Current
(1) A history of the Science Studies program at the University of San Diego, California.
(2) The cultural production and reception of the 1925 Tennessee anti-evolution law. To what extent the law was just a symbolic protest.
Recent
Abstract
In the opening months of 1925 North Carolina was on the brink of becoming the first state in the union to formally outlaw the teaching of evolution in public schools. Instead, Tennessee famously claimed that honor. The success and therefore primacy of Tennessee over the failure and therefore obscurity of North Carolina raises an interesting historical problem—namely, how did this happen? Contemporaries recognized the important roles that Presidents Harry Chase of the University of North Carolina and Harcourt Morgan of the University of Tennessee played in each outcome. Here I examine the forces that led the two university presidents under consideration to pursue direct action or inaction, and the consequences thereof, in terms of their individual political situations and ideological commitments with respect to education.
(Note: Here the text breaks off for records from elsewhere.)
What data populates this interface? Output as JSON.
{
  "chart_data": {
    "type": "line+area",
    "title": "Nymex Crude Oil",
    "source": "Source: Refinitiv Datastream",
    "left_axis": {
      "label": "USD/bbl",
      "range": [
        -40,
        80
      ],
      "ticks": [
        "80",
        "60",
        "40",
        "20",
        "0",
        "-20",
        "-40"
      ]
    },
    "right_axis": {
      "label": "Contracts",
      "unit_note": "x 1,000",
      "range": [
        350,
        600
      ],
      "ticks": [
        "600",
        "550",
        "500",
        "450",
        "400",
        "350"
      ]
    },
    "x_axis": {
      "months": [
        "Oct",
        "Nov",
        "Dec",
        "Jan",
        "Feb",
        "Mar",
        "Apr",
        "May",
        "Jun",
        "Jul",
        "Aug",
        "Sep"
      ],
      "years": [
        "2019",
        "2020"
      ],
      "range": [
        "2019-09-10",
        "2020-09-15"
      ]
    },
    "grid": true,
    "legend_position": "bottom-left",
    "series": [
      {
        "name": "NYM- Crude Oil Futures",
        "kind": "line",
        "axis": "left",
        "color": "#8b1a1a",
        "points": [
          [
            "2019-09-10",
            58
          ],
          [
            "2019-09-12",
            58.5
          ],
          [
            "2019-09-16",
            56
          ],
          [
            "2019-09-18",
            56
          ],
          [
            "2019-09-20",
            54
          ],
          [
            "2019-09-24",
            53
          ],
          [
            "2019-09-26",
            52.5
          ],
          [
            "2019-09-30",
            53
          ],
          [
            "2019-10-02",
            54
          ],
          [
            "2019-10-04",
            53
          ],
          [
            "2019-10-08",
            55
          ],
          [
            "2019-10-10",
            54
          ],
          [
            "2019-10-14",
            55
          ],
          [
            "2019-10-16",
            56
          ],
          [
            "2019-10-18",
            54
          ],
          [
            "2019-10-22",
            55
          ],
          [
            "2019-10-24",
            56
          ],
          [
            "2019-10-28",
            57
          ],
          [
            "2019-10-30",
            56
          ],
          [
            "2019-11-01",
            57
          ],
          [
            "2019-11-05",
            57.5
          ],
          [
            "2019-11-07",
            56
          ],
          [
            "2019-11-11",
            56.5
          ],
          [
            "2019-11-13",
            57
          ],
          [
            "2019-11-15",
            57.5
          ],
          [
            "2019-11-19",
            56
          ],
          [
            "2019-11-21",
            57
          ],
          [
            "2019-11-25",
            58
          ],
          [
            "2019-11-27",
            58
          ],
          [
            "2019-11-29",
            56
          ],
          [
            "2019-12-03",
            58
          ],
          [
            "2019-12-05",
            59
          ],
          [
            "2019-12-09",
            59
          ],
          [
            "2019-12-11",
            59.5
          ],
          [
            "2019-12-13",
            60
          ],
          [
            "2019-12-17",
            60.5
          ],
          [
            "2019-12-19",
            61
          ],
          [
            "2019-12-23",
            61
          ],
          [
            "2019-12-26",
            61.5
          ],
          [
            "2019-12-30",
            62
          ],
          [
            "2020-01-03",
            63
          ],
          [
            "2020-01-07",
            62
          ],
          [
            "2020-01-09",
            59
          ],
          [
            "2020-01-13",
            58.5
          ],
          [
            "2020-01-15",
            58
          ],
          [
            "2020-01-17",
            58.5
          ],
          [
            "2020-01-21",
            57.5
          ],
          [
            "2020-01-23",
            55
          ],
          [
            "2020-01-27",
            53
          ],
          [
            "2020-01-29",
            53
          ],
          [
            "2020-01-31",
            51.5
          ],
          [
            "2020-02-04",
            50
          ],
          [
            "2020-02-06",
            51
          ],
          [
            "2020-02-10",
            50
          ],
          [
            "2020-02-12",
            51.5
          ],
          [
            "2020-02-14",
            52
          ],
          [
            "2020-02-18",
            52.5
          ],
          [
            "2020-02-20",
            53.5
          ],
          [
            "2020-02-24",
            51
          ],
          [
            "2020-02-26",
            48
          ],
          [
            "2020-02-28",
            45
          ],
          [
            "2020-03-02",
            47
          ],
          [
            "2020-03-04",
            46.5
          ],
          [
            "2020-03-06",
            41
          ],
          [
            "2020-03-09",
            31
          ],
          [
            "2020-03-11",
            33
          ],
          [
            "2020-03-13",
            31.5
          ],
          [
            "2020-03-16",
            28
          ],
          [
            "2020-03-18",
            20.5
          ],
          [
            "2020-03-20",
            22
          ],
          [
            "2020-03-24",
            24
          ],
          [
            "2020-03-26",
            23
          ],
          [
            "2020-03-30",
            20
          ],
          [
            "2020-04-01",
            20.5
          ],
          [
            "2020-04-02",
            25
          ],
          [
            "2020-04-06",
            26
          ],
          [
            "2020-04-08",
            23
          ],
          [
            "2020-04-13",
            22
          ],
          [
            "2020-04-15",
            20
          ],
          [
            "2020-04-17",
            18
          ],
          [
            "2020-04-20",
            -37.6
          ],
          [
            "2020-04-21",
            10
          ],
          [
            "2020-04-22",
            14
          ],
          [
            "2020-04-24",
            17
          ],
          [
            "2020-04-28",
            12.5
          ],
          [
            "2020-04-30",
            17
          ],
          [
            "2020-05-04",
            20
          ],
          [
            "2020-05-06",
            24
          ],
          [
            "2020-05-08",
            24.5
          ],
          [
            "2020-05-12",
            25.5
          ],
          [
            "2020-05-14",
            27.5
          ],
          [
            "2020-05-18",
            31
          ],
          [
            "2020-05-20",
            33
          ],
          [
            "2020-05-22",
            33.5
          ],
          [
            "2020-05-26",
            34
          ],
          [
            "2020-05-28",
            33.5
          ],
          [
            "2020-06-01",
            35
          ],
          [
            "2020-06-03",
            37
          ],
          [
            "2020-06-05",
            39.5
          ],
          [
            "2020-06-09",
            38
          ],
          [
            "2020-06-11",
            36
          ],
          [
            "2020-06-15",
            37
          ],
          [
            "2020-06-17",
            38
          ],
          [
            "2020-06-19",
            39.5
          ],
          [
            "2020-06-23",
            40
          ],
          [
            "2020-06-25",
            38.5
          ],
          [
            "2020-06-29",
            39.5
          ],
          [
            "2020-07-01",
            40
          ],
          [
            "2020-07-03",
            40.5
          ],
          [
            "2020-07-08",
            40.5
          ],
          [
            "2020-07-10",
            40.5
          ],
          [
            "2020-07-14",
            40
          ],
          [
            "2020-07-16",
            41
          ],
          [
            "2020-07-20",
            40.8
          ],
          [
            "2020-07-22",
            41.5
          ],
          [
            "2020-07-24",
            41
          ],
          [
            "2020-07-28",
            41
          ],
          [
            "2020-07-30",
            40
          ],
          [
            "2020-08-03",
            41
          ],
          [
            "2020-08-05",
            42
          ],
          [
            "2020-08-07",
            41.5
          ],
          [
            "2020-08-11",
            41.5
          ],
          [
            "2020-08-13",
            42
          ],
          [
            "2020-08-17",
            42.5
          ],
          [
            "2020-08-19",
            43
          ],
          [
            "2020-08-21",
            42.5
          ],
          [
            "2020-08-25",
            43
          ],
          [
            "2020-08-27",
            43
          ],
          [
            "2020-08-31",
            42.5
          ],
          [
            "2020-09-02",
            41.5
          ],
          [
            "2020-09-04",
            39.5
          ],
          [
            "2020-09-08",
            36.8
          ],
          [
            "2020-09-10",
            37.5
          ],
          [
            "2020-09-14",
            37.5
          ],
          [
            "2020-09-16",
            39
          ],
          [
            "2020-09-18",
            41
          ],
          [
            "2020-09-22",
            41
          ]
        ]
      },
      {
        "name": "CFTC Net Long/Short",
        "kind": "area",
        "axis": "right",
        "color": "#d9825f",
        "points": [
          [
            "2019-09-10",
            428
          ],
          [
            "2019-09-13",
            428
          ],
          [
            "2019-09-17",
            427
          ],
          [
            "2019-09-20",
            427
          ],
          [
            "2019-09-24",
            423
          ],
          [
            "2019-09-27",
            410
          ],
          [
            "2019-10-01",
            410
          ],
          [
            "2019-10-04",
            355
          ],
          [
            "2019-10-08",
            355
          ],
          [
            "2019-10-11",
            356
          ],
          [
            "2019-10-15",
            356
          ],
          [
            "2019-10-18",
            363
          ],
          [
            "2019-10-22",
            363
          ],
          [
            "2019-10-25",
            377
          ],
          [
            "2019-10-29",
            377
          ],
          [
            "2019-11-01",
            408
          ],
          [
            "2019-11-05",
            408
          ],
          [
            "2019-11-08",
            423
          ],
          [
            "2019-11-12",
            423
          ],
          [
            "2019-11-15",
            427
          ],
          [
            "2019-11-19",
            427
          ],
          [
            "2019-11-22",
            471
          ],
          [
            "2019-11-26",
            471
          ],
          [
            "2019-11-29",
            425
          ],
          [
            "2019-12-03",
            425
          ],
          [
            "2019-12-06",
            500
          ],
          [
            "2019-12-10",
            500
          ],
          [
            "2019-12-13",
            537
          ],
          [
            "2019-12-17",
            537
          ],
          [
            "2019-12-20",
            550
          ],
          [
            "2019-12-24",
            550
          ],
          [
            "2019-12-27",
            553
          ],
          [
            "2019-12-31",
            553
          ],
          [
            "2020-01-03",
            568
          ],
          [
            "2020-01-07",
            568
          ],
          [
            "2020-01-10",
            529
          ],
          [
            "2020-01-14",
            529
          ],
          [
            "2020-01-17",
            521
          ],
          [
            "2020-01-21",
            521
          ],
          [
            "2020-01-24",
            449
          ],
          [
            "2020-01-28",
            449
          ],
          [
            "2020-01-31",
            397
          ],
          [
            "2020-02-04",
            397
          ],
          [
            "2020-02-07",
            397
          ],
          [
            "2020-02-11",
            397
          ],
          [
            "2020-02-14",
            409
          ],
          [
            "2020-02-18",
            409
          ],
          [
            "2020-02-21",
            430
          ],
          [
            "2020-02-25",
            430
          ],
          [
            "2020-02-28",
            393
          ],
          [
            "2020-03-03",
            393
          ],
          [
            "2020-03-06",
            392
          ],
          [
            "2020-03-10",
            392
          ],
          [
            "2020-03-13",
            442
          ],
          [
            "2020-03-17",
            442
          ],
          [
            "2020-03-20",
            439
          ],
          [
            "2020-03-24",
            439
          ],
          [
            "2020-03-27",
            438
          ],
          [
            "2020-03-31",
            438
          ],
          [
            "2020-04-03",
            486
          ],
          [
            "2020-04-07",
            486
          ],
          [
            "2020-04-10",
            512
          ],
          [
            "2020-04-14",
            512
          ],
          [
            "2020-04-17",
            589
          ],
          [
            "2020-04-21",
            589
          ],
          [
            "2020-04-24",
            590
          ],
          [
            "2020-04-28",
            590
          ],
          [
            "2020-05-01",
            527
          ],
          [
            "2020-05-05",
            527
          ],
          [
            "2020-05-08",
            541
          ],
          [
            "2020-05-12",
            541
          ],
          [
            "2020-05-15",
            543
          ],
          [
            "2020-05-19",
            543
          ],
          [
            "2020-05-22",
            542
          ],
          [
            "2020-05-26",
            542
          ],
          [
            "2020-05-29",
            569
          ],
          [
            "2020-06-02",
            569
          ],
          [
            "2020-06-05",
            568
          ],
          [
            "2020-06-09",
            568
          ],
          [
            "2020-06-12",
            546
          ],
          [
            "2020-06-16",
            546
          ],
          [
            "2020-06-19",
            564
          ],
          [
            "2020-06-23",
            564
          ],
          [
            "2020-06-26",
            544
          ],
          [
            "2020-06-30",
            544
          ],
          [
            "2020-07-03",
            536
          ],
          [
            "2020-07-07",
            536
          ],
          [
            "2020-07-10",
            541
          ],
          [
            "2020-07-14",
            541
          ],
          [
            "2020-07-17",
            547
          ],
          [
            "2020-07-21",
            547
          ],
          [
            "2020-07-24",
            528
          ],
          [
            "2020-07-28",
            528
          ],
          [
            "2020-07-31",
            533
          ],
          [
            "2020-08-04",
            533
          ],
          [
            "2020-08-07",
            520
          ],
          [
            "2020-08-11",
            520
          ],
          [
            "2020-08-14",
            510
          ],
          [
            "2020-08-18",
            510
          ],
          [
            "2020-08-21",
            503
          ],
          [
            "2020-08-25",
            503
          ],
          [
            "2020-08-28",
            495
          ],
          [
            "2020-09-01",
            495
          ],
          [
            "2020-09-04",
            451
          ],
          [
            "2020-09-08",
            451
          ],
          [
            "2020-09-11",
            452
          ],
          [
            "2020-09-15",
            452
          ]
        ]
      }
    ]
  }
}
For example, President Chase’s commitment to an “open road to learning” implied a particular organizational relationship between the state and the university that was not taken for granted but had to be fought for and negotiated, while Morgan was more pragmatic than principled. Finally, I show how, in the case of North Carolina, latent informal networks of university alumni were activated to mobilize support among divided elites and how such networks of support seemed to be lacking in Tennessee.